During the writing of the screenplay, James Agee suffered a serious heart attack, and uncredited writer Peter Viertel wrote the film's final scenes with John Huston.
C.S. Forester had written two different final scenes for his book, one of which was published in England and the other in America. In the more widely published American version, "Rose Sayer" and "Charlie Allnut" are turned over to British officers, who then blow up the Louisa . Another final scenes were, the African Queen hits the Louisa and destroys it, after which Rose and Charlie walk down the beach to inform the British Army that their way is now clear. In a modern interview, Peter Viertel stated that since he and John Huston wanted Rose and Charlie to be together at the final scene, they anticipated possible censorship problems by inventing a way for the couple to be married on the German ship.
Shortly after filming was completed, Belgian fan magazine Cine-Revue published an article allegedly written by Lauren Bacall, who had accompanied her husband, Humphrey Bogart, on location, which included behind-the-scenes photographs. According to a Mar 1952 Daily Variety story, Romulus Films protested the publication of the photos, which they said "dispelled the film's illusion" by exposing private shooting information. Lauren Bacall denied having written the story.
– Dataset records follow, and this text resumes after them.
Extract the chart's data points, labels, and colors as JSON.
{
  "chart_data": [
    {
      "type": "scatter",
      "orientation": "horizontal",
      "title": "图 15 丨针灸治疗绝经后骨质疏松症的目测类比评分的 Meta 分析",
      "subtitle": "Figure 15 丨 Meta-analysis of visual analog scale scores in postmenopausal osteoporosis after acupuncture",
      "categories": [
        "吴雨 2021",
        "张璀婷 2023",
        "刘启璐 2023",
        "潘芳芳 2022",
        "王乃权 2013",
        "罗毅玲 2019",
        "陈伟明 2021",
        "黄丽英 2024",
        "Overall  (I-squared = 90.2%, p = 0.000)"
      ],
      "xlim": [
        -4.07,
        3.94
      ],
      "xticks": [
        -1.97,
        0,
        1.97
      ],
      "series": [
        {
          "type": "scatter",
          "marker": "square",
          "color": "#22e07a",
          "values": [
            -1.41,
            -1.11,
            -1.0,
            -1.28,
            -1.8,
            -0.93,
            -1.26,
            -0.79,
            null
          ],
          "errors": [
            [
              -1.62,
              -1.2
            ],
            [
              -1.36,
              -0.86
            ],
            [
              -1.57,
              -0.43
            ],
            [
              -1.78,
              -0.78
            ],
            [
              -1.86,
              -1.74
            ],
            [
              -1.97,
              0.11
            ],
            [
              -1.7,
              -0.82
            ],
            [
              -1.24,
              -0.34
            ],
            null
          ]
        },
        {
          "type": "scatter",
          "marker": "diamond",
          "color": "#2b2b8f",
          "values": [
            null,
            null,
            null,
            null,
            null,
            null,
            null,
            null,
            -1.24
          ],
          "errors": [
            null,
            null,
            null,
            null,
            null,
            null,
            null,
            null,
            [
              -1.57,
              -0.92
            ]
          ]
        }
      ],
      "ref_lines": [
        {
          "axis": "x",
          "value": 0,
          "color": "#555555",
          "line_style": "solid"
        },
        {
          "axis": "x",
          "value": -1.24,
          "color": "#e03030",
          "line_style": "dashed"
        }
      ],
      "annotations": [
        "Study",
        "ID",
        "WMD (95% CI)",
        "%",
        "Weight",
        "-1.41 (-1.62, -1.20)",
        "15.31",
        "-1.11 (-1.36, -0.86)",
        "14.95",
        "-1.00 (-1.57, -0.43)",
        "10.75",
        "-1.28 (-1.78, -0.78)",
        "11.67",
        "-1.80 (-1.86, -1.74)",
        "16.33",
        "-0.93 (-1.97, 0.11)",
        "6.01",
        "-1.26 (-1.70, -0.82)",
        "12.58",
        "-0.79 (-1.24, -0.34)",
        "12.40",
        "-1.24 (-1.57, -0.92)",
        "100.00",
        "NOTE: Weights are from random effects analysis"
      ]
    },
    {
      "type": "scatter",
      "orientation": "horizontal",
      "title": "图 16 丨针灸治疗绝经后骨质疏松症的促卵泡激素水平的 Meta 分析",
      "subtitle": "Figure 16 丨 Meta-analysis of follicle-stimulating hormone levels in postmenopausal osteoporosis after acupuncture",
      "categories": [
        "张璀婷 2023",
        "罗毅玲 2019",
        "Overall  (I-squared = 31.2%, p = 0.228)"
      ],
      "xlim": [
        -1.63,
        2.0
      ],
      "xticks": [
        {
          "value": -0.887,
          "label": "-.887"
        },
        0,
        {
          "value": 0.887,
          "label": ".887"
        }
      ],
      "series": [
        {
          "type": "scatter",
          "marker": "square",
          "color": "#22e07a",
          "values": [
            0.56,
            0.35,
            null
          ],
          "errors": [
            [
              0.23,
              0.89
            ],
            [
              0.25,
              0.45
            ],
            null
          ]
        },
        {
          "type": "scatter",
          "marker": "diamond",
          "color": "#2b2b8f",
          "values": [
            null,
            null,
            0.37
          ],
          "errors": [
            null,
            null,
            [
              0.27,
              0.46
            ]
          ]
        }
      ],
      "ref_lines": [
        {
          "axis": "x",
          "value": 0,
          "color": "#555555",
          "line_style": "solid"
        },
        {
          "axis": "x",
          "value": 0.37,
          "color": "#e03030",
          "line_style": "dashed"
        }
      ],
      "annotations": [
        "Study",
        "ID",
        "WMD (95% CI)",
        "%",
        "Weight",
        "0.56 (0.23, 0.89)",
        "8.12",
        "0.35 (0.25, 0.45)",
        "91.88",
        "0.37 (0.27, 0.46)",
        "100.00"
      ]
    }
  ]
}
Berlin's film trade union requested that The African Queen (1951) be withdrawn from the Berlin Film Festival because of its "anti-German tendencies".
In 1953, Peter Viertel published the book White Hunter, Black Heart , a thinly fictionalized account of his experience writing the script for The African Queen (1951) with John Huston. The book follows the exploits of a tyrannical director who stalls the production of his African-set film by obsessively hunting an elephant. It was made into a film in 1990 by Clint Eastwood and starred Eastwood and Jeff Fahey.
Katharine Hepburn's 1987 book 'The Making of the African Queen' details 'John Huston' 's obsession with hunting. One day he even convinced Hepburn to join him, and he inadvertently led her into the middle of a herd of wild animals from which they were lucky to escape alive.
Sources claimed that everyone in the cast and crew got sick - except for Humphrey Bogart and John Huston, which they attributed to the fact that they basically lived on imported Scotch. Bogart later said, "All I ate was baked beans, canned asparagus and Scotch whiskey. Whenever a fly bit Huston or me, it dropped dead."
The scene in which Humphrey Bogart finds his body entirely covered with leeches (This was actually shot in the studio in London), Bogart insisted on using rubber leeches. John Huston refused, and brought a leech-breeder to the studio with a tank full of them. This made Bogart queasy and nervous -- qualities Huston wanted for his close-ups. Ultimately, rubber leeches were placed on Bogart, and a close-up of a real leech was shot on the breeder's chest.
In Katharine Hepburn autobiography, John Huston had been dissatisfied with Hepburn's performance, finding it too serious-minded. He came calling at her hut one day and suggested that she model her performance on Eleanor Roosevelt - to put on her "society smile" in the face of all adversity. Huston left the hut, and Hepburn sat for a moment before deciding, "That is the best piece of direction I have ever heard."
The leeches were first modeled in Plasticine before moulds were made and the leeches Humphrey Bogart pulls off were made of rubber.
Lauren Bacall famously ventured along for the filming in Africa to be with husband Bogart. She played den mother during the trip, making camp and cooking. This also marked the beginning of her life-long friendship with Hepburn.
In 2007, the American Film Institute ranked this as the #65 Greatest Movie of All Time.